After Tillerson spent three hours talking with Lavrov and almost two hours at the Kremlin with Putin, conveying Washington’s demands that Moscow abandon Syria, the Russian Foreign Minister aired a long list of grievances with the US, some dating back many years.
“Unfortunately, we’ve got some differences with regard to a majority of those issues,” Lavrov lamented.
The only concession that Tillerson appeared to have extracted from the Russians was that Putin offered to restore a hotline aimed at avoiding accidents in the air over Syria, said the report.
Russia had suspended that effort after US missile strikes on a Syrian airbase following an April 4 chemical weapons attack on a village in rebel territory.
Lavrov said the deal would apply only if the US and its allies targeted terrorists, not Syrian President Bashar al-Assad’s forces.
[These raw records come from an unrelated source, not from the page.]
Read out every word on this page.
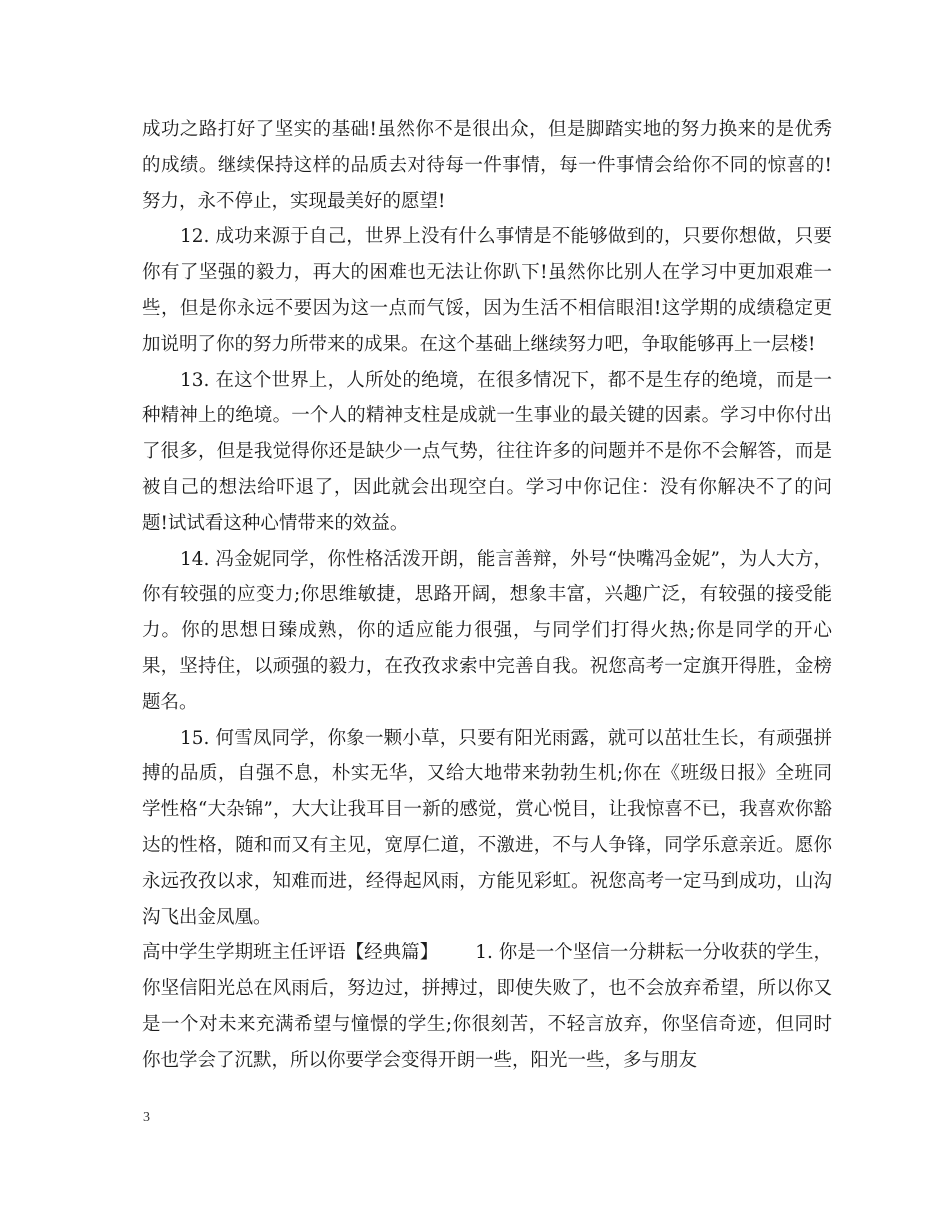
成功之路打好了坚实的基础!虽然你不是很出众，但是脚踏实地的努力换来的是优秀的成绩。继续保持这样的品质去对待每一件事情，每一件事情会给你不同的惊喜的!努力，永不停止，实现最美好的愿望!

12. 成功来源于自己，世界上没有什么事情是不能够做到的，只要你想做，只要你有了坚强的毅力，再大的困难也无法让你趴下!虽然你比别人在学习中更加艰难一些，但是你永远不要因为这一点而气馁，因为生活不相信眼泪!这学期的成绩稳定更加说明了你的努力所带来的成果。在这个基础上继续努力吧，争取能够再上一层楼!

13. 在这个世界上，人所处的绝境，在很多情况下，都不是生存的绝境，而是一种精神上的绝境。一个人的精神支柱是成就一生事业的最关键的因素。学习中你付出了很多，但是我觉得你还是缺少一点气势，往往许多的问题并不是你不会解答，而是被自己的想法给吓退了，因此就会出现空白。学习中你记住：没有你解决不了的问题!试试看这种心情带来的效益。

14. 冯金妮同学，你性格活泼开朗，能言善辩，外号“快嘴冯金妮”，为人大方，你有较强的应变力;你思维敏捷，思路开阔，想象丰富，兴趣广泛，有较强的接受能力。你的思想日臻成熟，你的适应能力很强，与同学们打得火热;你是同学的开心果，坚持住，以顽强的毅力，在孜孜求索中完善自我。祝您高考一定旗开得胜，金榜题名。

15. 何雪凤同学，你象一颗小草，只要有阳光雨露，就可以茁壮生长，有顽强拼搏的品质，自强不息，朴实无华，又给大地带来勃勃生机;你在《班级日报》全班同学性格“大杂锦”，大大让我耳目一新的感觉，赏心悦目，让我惊喜不已，我喜欢你豁达的性格，随和而又有主见，宽厚仁道，不激进，不与人争锋，同学乐意亲近。愿你永远孜孜以求，知难而进，经得起风雨，方能见彩虹。祝您高考一定马到成功，山沟沟飞出金凤凰。

高中学生学期班主任评语【经典篇】   1. 你是一个坚信一分耕耘一分收获的学生，你坚信阳光总在风雨后，努边过，拼搏过，即使失败了，也不会放弃希望，所以你又是一个对未来充满希望与憧憬的学生;你很刻苦，不轻言放弃，你坚信奇迹，但同时你也学会了沉默，所以你要学会变得开朗一些，阳光一些，多与朋友

3
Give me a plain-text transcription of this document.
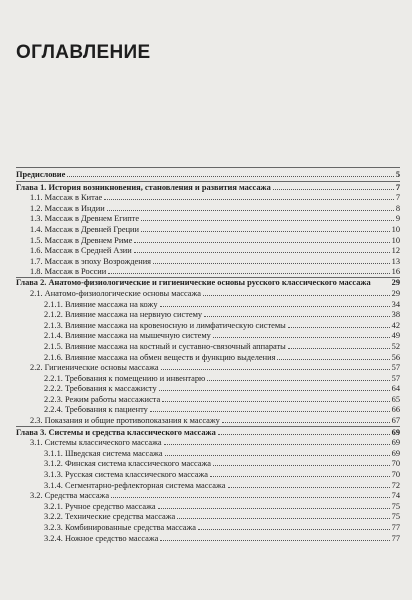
ОГЛАВЛЕНИЕ
Предисловие	5
Глава 1. История возникновения, становления и развития массажа	7
1.1. Массаж в Китае	7
1.2. Массаж в Индии	8
1.3. Массаж в Древнем Египте	9
1.4. Массаж в Древней Греции	10
1.5. Массаж в Древнем Риме	10
1.6. Массаж в Средней Азии	12
1.7. Массаж в эпоху Возрождения	13
1.8. Массаж в России	16
Глава 2. Анатомо-физиологические и гигиенические основы русского классического массажа 29
2.1. Анатомо-физиологические основы массажа	29
2.1.1. Влияние массажа на кожу	34
2.1.2. Влияние массажа на нервную систему	38
2.1.3. Влияние массажа на кровеносную и лимфатическую системы	42
2.1.4. Влияние массажа на мышечную систему	49
2.1.5. Влияние массажа на костный и суставно-связочный аппараты	52
2.1.6. Влияние массажа на обмен веществ и функцию выделения	56
2.2. Гигиенические основы массажа	57
2.2.1. Требования к помещению и инвентарю	57
2.2.2. Требования к массажисту	64
2.2.3. Режим работы массажиста	65
2.2.4. Требования к пациенту	66
2.3. Показания и общие противопоказания к массажу	67
Глава 3. Системы и средства классического массажа	69
3.1. Системы классического массажа	69
3.1.1. Шведская система массажа	69
3.1.2. Финская система классического массажа	70
3.1.3. Русская система классического массажа	70
3.1.4. Сегментарно-рефлекторная система массажа	72
3.2. Средства массажа	74
3.2.1. Ручное средство массажа	75
3.2.2. Технические средства массажа	75
3.2.3. Комбинированные средства массажа	77
3.2.4. Ножное средство массажа	77
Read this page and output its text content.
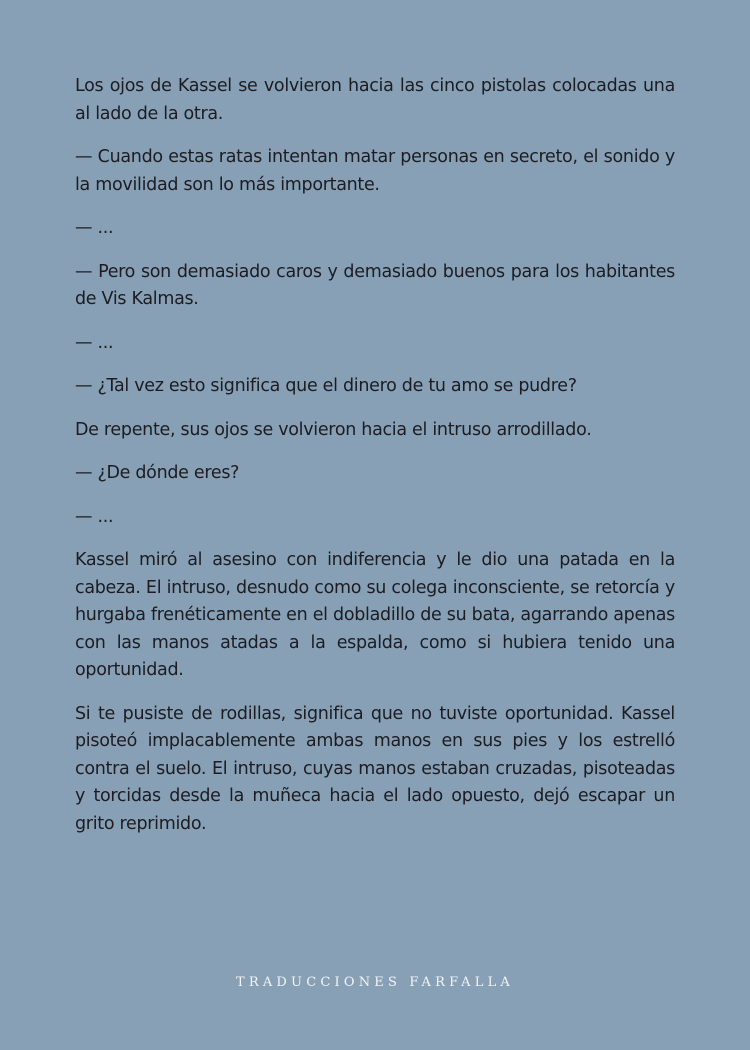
Los ojos de Kassel se volvieron hacia las cinco pistolas colocadas una al lado de la otra.

— Cuando estas ratas intentan matar personas en secreto, el sonido y la movilidad son lo más importante.

— ...

— Pero son demasiado caros y demasiado buenos para los habitantes de Vis Kalmas.

— ...

— ¿Tal vez esto significa que el dinero de tu amo se pudre?

De repente, sus ojos se volvieron hacia el intruso arrodillado.

— ¿De dónde eres?

— ...

Kassel miró al asesino con indiferencia y le dio una patada en la cabeza. El intruso, desnudo como su colega inconsciente, se retorcía y hurgaba frenéticamente en el dobladillo de su bata, agarrando apenas con las manos atadas a la espalda, como si hubiera tenido una oportunidad.

Si te pusiste de rodillas, significa que no tuviste oportunidad. Kassel pisoteó implacablemente ambas manos en sus pies y los estrelló contra el suelo. El intruso, cuyas manos estaban cruzadas, pisoteadas y torcidas desde la muñeca hacia el lado opuesto, dejó escapar un grito reprimido.

TRADUCCIONES FARFALLA
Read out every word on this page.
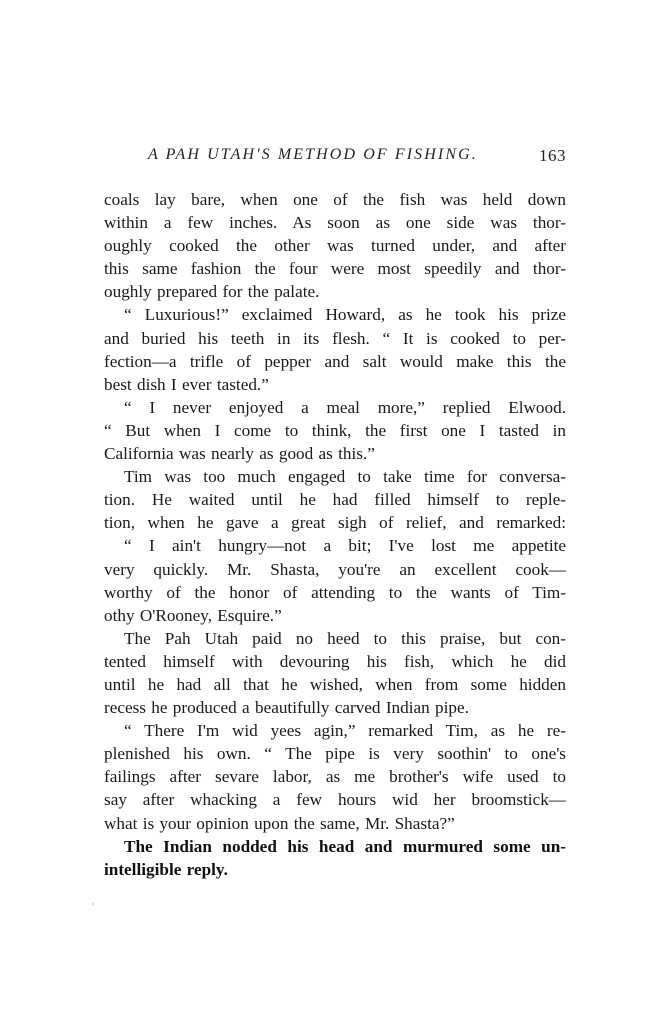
A PAH UTAH'S METHOD OF FISHING.	163
coals lay bare, when one of the fish was held down
within a few inches. As soon as one side was thor-
oughly cooked the other was turned under, and after
this same fashion the four were most speedily and thor-
oughly prepared for the palate.
“ Luxurious!” exclaimed Howard, as he took his prize
and buried his teeth in its flesh. “ It is cooked to per-
fection—a trifle of pepper and salt would make this the
best dish I ever tasted.”
“ I never enjoyed a meal more,” replied Elwood.
“ But when I come to think, the first one I tasted in
California was nearly as good as this.”
Tim was too much engaged to take time for conversa-
tion. He waited until he had filled himself to reple-
tion, when he gave a great sigh of relief, and remarked:
“ I ain't hungry—not a bit; I've lost me appetite
very quickly. Mr. Shasta, you're an excellent cook—
worthy of the honor of attending to the wants of Tim-
othy O'Rooney, Esquire.”
The Pah Utah paid no heed to this praise, but con-
tented himself with devouring his fish, which he did
until he had all that he wished, when from some hidden
recess he produced a beautifully carved Indian pipe.
“ There I'm wid yees agin,” remarked Tim, as he re-
plenished his own. “ The pipe is very soothin' to one's
failings after sevare labor, as me brother's wife used to
say after whacking a few hours wid her broomstick—
what is your opinion upon the same, Mr. Shasta?”
The Indian nodded his head and murmured some un-
intelligible reply.
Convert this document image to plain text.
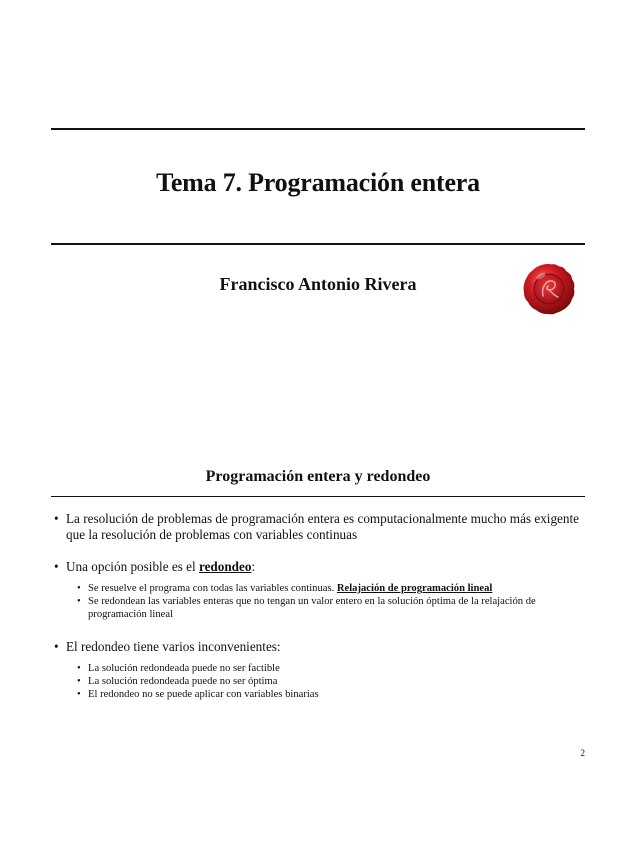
Tema 7. Programación entera
Francisco Antonio Rivera
Programación entera y redondeo
• La resolución de problemas de programación entera es computacionalmente mucho más exigente que la resolución de problemas con variables continuas
• Una opción posible es el redondeo:
• Se resuelve el programa con todas las variables continuas. Relajación de programación lineal
• Se redondean las variables enteras que no tengan un valor entero en la solución óptima de la relajación de programación lineal
• El redondeo tiene varios inconvenientes:
• La solución redondeada puede no ser factible
• La solución redondeada puede no ser óptima
• El redondeo no se puede aplicar con variables binarias
2
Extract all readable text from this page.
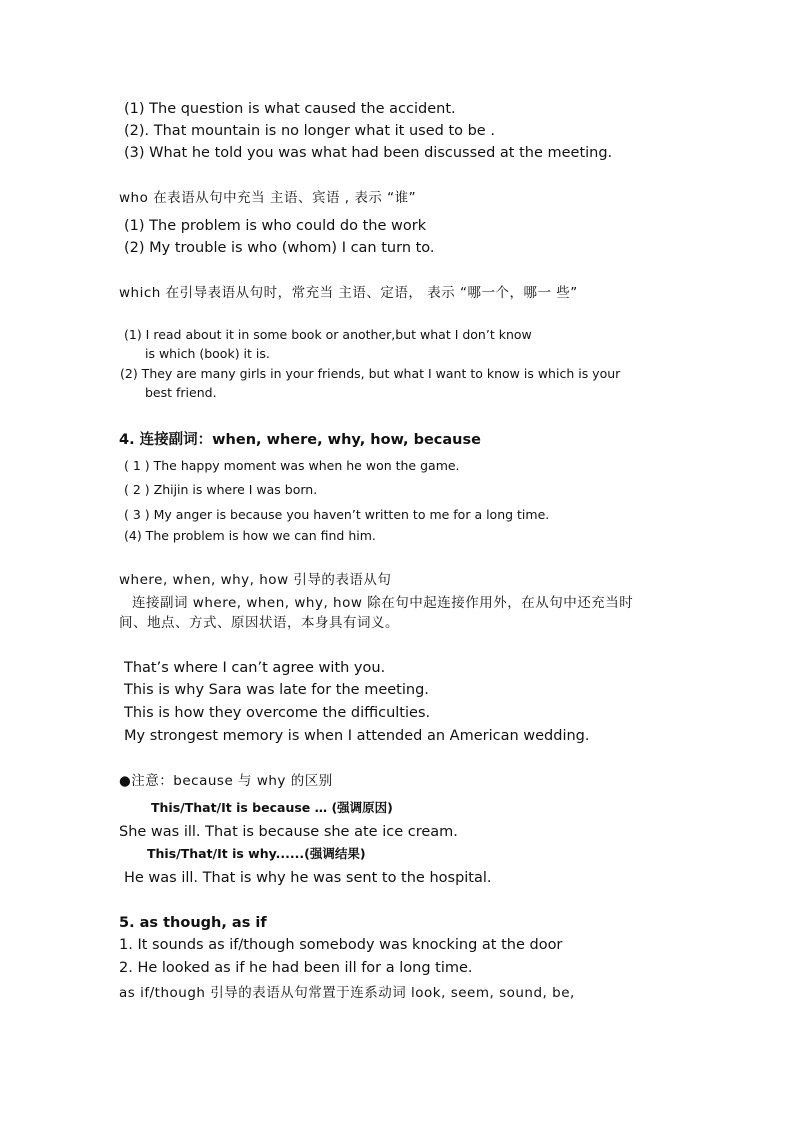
(1) The question is what caused the accident.
(2). That mountain is no longer what it used to be .
(3) What he told you was what had been discussed at the meeting.
who 在表语从句中充当 主语、宾语 , 表示 “谁”
(1) The problem is who could do the work
(2) My trouble is who (whom) I can turn to.
which 在引导表语从句时，常充当 主语、定语， 表示 “哪一个，哪一 些”
(1) I read about it in some book or another,but what I don’t know
is which (book) it is.
(2) They are many girls in your friends, but what I want to know is which is your
best friend.
4. 连接副词：when, where, why, how, because
( 1 ) The happy moment was when he won the game.
( 2 ) Zhijin is where I was born.
( 3 ) My anger is because you haven’t written to me for a long time.
(4) The problem is how we can find him.
where, when, why, how 引导的表语从句
连接副词 where, when, why, how 除在句中起连接作用外，在从句中还充当时
间、地点、方式、原因状语，本身具有词义。
That’s where I can’t agree with you.
This is why Sara was late for the meeting.
This is how they overcome the difficulties.
My strongest memory is when I attended an American wedding.
●注意：because 与 why 的区别
This/That/It is because … (强调原因)
She was ill. That is because she ate ice cream.
This/That/It is why......(强调结果)
He was ill. That is why he was sent to the hospital.
5. as though, as if
1. It sounds as if/though somebody was knocking at the door
2. He looked as if he had been ill for a long time.
as if/though 引导的表语从句常置于连系动词 look, seem, sound, be,
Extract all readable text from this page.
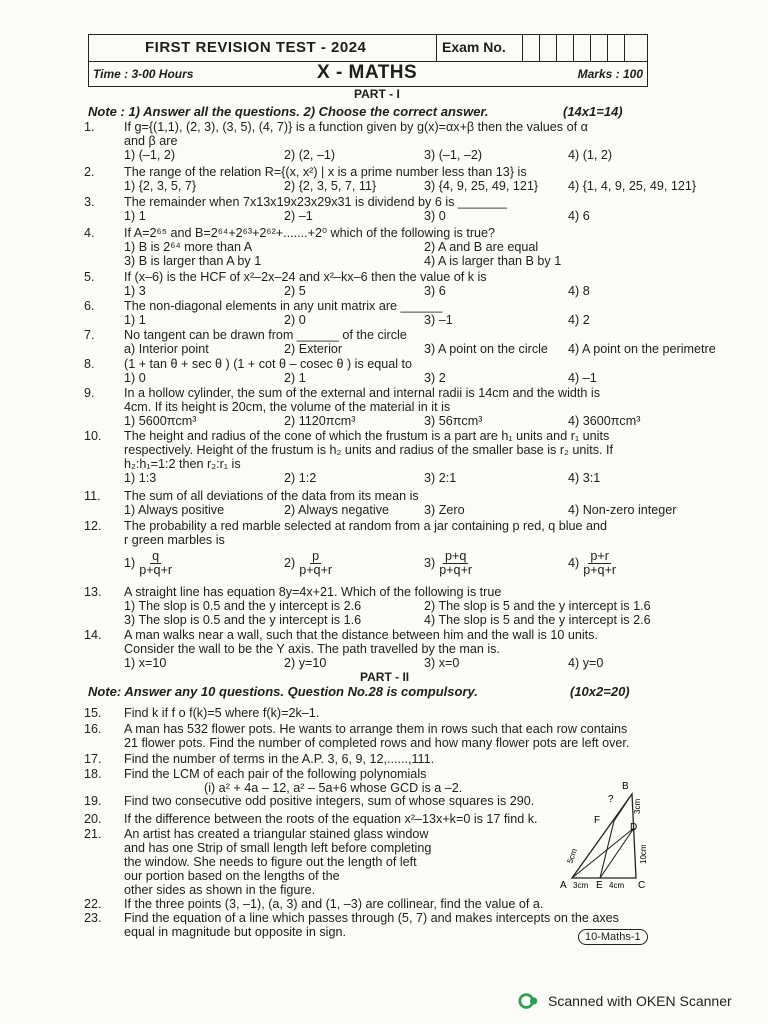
FIRST REVISION TEST - 2024	Exam No.
Time : 3-00 Hours	X - MATHS	Marks : 100
PART - I
Note : 1) Answer all the questions. 2) Choose the correct answer.	(14x1=14)
1.	If g={(1,1), (2, 3), (3, 5), (4, 7)} is a function given by g(x)=αx+β then the values of α
and β are
1) (–1, 2)	2) (2, –1)	3) (–1, –2)	4) (1, 2)
2.	The range of the relation R={(x, x²) | x is a prime number less than 13} is
1) {2, 3, 5, 7}	2) {2, 3, 5, 7, 11}	3) {4, 9, 25, 49, 121} 4) {1, 4, 9, 25, 49, 121}
3.	The remainder when 7x13x19x23x29x31 is dividend by 6 is _______
1) 1	2) –1	3) 0	4) 6
4.	If A=2⁶⁵ and B=2⁶⁴+2⁶³+2⁶²+.......+2⁰ which of the following is true?
1) B is 2⁶⁴ more than A	2) A and B are equal
3) B is larger than A by 1	4) A is larger than B by 1
5.	If (x–6) is the HCF of x²–2x–24 and x²–kx–6 then the value of k is
1) 3	2) 5	3) 6	4) 8
6.	The non-diagonal elements in any unit matrix are ______
1) 1	2) 0	3) –1	4) 2
7.	No tangent can be drawn from ______ of the circle
a) Interior point	2) Exterior	3) A point on the circle 4) A point on the perimetre
8.	(1 + tan θ + sec θ ) (1 + cot θ – cosec θ ) is equal to
1) 0	2) 1	3) 2	4) –1
9.	In a hollow cylinder, the sum of the external and internal radii is 14cm and the width is
4cm. If its height is 20cm, the volume of the material in it is
1) 5600πcm³	2) 1120πcm³	3) 56πcm³	4) 3600πcm³
10.	The height and radius of the cone of which the frustum is a part are h₁ units and r₁ units
respectively. Height of the frustum is h₂ units and radius of the smaller base is r₂ units. If
h₂:h₁=1:2 then r₂:r₁ is
1) 1:3	2) 1:2	3) 2:1	4) 3:1
11.	The sum of all deviations of the data from its mean is
1) Always positive	2) Always negative	3) Zero	4) Non-zero integer
12.	The probability a red marble selected at random from a jar containing p red, q blue and
r green marbles is
$1) \frac{q}{p+q+r}$	$2) \frac{p}{p+q+r}$	$3) \frac{p+q}{p+q+r}$	$4) \frac{p+r}{p+q+r}$
13.	A straight line has equation 8y=4x+21. Which of the following is true
1) The slop is 0.5 and the y intercept is 2.6	2) The slop is 5 and the y intercept is 1.6
3) The slop is 0.5 and the y intercept is 1.6	4) The slop is 5 and the y intercept is 2.6
14.	A man walks near a wall, such that the distance between him and the wall is 10 units.
Consider the wall to be the Y axis. The path travelled by the man is.
1) x=10	2) y=10	3) x=0	4) y=0
PART - II
Note: Answer any 10 questions. Question No.28 is compulsory.	(10x2=20)
15.	Find k if f o f(k)=5 where f(k)=2k–1.
16.	A man has 532 flower pots. He wants to arrange them in rows such that each row contains
21 flower pots. Find the number of completed rows and how many flower pots are left over.
17.	Find the number of terms in the A.P. 3, 6, 9, 12,......,111.
18.	Find the LCM of each pair of the following polynomials
(i) a² + 4a – 12, a² – 5a+6 whose GCD is a –2.
19.	Find two consecutive odd positive integers, sum of whose squares is 290.
20.	If the difference between the roots of the equation x²–13x+k=0 is 17 find k.
21.	An artist has created a triangular stained glass window
and has one Strip of small length left before completing
the window. She needs to figure out the length of left
our portion based on the lengths of the
other sides as shown in the figure.
22.	If the three points (3, –1), (a, 3) and (1, –3) are collinear, find the value of a.
23.	Find the equation of a line which passes through (5, 7) and makes intercepts on the axes
equal in magnitude but opposite in sign.
B
?
F
D
A 3cm E 4cm C
5cm
3cm
10cm
10-Maths-1
Scanned with OKEN Scanner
Both the countries agreed to work together on an investigation of the Syrian chemical attack last week.
However, the Russian President and his officials dismissed US evidence that Assad had carried out the attack, and Putin added a “bombshell prediction” of his own: Unnamed forces were going to carry out more chemical weapons attacks and blame these on Assad.
Tillerson reiterated the US belief that Assad ordered the attack, though he stepped back from the US charge that Russia was covering up Assad’s culpability.
“With respect to Russia’s complicity or knowledge of the chemical weapons attack, we have no firm information to indicate that there was any involvement by Russia, Russian forces into this attack,” he said.
“What we do know is the attack was planned and carried out by regime forces at the direction of Assad.”
Lavrov retorted by saying: “This is obviously the subject where our views differ.”
There were only a handful of issues Tillerson and Lavrov said they broadly agreed on — that the Korean peninsula should be denuclearized, Syria should be “unified and stable” after the Islamic State is defeated, and that there should be more communication between US and Russian diplomats and militaries.
Tillerson said both nations would set up a “working group” to seek ways to ease tensions.
Shortly after Tillerson and Lavrov finished speaking to reporters, Trump said in a news conference in Washington that the US is “not getting along with Russia at all” and that their relations are at an “all-time low.”
Russia also vetoed a UN resolution demanding the Syrian government cooperate with an investigation of the chemical attack, saying that Moscow had expressed its “categorical disagreement” with the draft resolution, which led to further criticism from the West, including the US.
“The international community has spoken. Russia now has a lot to prove,” US Ambassador Nikki Haley said.